Firms that make good investments share certain characteristics. Firstly, they must have a strong management team with the discipline to execute a realistic strategy for growth and the flexibility to take advantage of rapidly evolving markets in the region. Secondly, management and controlling shareholders must understand the importance of transparency and good corporate governance. While standards have improved over the last ten years, too many Asian businesses still fail to deliver on their basic responsibility to deliver value to their minority shareholders. Avoiding these firms is vital.
Thirdly, winning firms have a sustainable competitive advantage in the form of scale, technology, or first-mover advantage in a new growth sector. Successful firms also need a business model that delivers high returns and strong cash flows that will enable them to fund their growth without constant additional debt or equity capital from investors.

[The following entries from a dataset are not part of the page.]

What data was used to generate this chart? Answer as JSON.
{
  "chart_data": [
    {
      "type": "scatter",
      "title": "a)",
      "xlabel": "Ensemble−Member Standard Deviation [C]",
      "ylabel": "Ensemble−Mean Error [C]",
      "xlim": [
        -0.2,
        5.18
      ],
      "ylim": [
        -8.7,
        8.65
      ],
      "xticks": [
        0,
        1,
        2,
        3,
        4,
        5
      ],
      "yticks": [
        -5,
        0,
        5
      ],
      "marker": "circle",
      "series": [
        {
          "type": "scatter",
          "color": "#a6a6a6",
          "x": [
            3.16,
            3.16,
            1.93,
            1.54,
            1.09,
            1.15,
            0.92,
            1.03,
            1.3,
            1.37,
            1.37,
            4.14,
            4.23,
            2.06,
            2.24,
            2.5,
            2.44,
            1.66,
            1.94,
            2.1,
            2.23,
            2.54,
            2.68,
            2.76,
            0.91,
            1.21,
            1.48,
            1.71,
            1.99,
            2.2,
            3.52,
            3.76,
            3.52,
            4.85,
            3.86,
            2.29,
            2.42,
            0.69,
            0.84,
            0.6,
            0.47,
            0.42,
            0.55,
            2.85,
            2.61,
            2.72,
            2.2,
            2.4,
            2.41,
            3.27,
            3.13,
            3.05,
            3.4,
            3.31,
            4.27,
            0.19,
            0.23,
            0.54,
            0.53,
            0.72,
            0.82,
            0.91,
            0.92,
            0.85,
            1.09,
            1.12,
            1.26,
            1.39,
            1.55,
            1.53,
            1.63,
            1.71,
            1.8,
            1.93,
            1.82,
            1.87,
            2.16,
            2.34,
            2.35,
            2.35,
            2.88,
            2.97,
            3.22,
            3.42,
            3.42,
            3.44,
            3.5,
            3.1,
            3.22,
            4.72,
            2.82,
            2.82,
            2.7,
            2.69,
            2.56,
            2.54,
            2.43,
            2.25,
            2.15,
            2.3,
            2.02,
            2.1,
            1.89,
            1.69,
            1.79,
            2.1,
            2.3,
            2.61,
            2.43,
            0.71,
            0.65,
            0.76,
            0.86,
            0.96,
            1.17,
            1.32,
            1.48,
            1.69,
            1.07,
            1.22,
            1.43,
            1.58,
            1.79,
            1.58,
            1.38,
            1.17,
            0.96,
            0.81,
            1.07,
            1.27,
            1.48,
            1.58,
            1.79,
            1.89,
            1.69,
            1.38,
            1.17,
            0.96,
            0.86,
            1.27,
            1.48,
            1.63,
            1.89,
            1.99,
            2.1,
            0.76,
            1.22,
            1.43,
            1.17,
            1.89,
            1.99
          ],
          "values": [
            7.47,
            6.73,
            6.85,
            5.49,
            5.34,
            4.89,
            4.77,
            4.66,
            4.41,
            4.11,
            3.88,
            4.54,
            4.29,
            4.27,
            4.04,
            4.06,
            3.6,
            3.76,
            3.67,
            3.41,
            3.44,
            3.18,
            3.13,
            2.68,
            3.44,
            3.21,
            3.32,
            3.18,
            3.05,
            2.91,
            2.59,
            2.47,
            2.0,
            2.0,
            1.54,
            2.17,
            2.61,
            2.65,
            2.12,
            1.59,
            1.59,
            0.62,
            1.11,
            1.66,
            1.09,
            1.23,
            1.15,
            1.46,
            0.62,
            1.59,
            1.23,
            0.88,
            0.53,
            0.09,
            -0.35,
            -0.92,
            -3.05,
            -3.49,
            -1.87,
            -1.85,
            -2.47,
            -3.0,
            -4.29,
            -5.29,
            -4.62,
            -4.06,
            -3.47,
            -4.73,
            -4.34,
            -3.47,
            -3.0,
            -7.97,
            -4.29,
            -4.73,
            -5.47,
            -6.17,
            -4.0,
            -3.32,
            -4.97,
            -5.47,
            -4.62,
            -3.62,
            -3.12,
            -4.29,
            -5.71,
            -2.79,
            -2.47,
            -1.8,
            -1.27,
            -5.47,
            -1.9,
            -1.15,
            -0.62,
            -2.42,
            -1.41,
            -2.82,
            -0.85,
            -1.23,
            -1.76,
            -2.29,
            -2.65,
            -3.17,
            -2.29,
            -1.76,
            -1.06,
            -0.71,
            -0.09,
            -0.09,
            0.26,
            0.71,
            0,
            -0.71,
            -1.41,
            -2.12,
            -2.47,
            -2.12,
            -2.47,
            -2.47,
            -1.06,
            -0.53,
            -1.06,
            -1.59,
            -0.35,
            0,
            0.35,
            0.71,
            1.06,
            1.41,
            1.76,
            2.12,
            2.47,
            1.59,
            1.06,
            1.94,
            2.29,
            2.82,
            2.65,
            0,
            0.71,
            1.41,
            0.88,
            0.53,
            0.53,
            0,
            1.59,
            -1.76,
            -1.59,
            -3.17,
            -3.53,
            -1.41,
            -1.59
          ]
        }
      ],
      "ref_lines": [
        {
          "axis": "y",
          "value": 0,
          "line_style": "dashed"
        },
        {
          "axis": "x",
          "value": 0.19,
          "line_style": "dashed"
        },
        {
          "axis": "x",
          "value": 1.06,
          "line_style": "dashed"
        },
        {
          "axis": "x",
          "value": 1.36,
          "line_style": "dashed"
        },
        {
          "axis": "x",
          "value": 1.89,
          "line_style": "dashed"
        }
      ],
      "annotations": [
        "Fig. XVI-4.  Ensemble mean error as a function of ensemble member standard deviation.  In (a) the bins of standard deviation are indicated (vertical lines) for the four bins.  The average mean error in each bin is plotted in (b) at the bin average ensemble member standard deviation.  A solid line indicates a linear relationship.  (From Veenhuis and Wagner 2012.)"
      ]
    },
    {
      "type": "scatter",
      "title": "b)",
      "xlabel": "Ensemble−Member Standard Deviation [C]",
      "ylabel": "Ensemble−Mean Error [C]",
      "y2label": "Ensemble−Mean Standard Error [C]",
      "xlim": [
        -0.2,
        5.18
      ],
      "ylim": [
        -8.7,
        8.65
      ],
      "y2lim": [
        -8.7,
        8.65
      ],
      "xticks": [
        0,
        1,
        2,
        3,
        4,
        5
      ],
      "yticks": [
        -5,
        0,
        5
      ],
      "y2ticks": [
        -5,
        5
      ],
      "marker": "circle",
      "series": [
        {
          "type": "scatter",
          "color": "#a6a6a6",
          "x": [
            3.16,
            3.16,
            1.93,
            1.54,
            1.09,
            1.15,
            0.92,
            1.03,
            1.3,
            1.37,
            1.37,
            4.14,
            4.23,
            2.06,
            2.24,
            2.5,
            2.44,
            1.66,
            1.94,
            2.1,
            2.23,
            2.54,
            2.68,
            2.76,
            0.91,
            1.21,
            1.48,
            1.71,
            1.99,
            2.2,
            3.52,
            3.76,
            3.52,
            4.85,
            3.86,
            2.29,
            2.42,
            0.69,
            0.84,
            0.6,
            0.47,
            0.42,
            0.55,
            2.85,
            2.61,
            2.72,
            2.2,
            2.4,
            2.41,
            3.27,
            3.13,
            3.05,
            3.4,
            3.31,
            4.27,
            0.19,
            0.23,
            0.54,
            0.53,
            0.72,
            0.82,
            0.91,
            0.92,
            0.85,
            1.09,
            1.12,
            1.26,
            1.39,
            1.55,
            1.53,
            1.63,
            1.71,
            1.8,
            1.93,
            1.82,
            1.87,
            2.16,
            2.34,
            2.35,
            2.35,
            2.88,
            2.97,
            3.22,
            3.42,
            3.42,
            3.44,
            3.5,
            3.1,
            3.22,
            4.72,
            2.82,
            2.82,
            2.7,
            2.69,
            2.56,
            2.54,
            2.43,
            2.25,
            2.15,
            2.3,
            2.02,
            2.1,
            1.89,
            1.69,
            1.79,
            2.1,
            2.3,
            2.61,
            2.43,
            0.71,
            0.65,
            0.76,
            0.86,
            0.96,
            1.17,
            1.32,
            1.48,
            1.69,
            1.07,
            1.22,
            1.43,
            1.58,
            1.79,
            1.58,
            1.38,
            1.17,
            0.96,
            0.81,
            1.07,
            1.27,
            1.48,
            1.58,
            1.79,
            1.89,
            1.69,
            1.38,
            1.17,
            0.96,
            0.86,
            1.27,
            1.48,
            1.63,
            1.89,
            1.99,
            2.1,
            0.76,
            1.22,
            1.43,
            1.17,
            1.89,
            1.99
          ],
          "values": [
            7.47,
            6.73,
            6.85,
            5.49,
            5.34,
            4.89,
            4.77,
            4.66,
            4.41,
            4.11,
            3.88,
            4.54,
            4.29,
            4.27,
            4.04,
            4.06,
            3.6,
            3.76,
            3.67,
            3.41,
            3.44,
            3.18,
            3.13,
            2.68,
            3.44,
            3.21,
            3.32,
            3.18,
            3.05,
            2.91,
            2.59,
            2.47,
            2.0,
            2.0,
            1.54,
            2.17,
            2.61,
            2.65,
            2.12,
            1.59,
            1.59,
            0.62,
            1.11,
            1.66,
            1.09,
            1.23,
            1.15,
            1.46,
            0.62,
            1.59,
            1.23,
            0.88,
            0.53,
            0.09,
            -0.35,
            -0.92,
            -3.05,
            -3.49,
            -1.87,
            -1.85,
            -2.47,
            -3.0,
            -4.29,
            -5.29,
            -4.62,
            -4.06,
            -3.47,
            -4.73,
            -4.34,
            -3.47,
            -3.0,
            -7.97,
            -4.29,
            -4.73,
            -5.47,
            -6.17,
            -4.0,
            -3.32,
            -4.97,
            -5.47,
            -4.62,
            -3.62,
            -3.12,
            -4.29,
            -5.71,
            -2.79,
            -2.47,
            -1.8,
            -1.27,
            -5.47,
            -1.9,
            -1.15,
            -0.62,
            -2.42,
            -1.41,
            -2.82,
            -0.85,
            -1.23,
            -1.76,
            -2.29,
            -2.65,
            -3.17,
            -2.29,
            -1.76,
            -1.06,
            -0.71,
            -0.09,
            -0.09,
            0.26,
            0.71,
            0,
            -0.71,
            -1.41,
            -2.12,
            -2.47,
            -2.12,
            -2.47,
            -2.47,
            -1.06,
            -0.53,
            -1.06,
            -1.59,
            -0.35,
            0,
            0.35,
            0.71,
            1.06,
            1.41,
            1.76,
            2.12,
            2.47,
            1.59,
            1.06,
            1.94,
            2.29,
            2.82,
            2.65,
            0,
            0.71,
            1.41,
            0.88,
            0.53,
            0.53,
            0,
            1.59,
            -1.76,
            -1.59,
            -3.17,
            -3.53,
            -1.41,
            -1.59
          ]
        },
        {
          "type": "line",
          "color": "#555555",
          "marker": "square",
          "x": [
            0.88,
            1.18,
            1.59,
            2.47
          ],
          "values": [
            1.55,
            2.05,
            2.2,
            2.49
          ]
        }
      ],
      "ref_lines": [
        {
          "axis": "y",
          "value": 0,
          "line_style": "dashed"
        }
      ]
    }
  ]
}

Among the largest holdings that are directly accessible to UK investors are Hong Kong-listed luxury goods company Prada (HK: 1913), which is seeing very rapid growth across Asia and emerging markets. The company already makes around 50% of its sales to Asian customers either in Asia or in its stores worldwide. Over the next few years this is likely to rise substantially leading to strong revenue growth and higher margins. A forward price/earnings (p/e) multiple of 17 times is cheap, given earnings growth of 25% plus over the next few years.
American-listed internet search company Baidu (Nasdaq: BIDU) is the Google of China and we expect it to deliver very strong growth over the next five years as internet penetration in China continues to grow and mobile search takes off with the rapid growth of smart phones. The company has more than 70% market share in China and continues to grow at the expense of its weaker rivals. The overall internet search market remains very small as a percentage of GDP compared to the US, but is growing at more than 50% a year. Baidu has delivered high double-digit earnings growth in recent years and we expect this to continue for at least the next three years.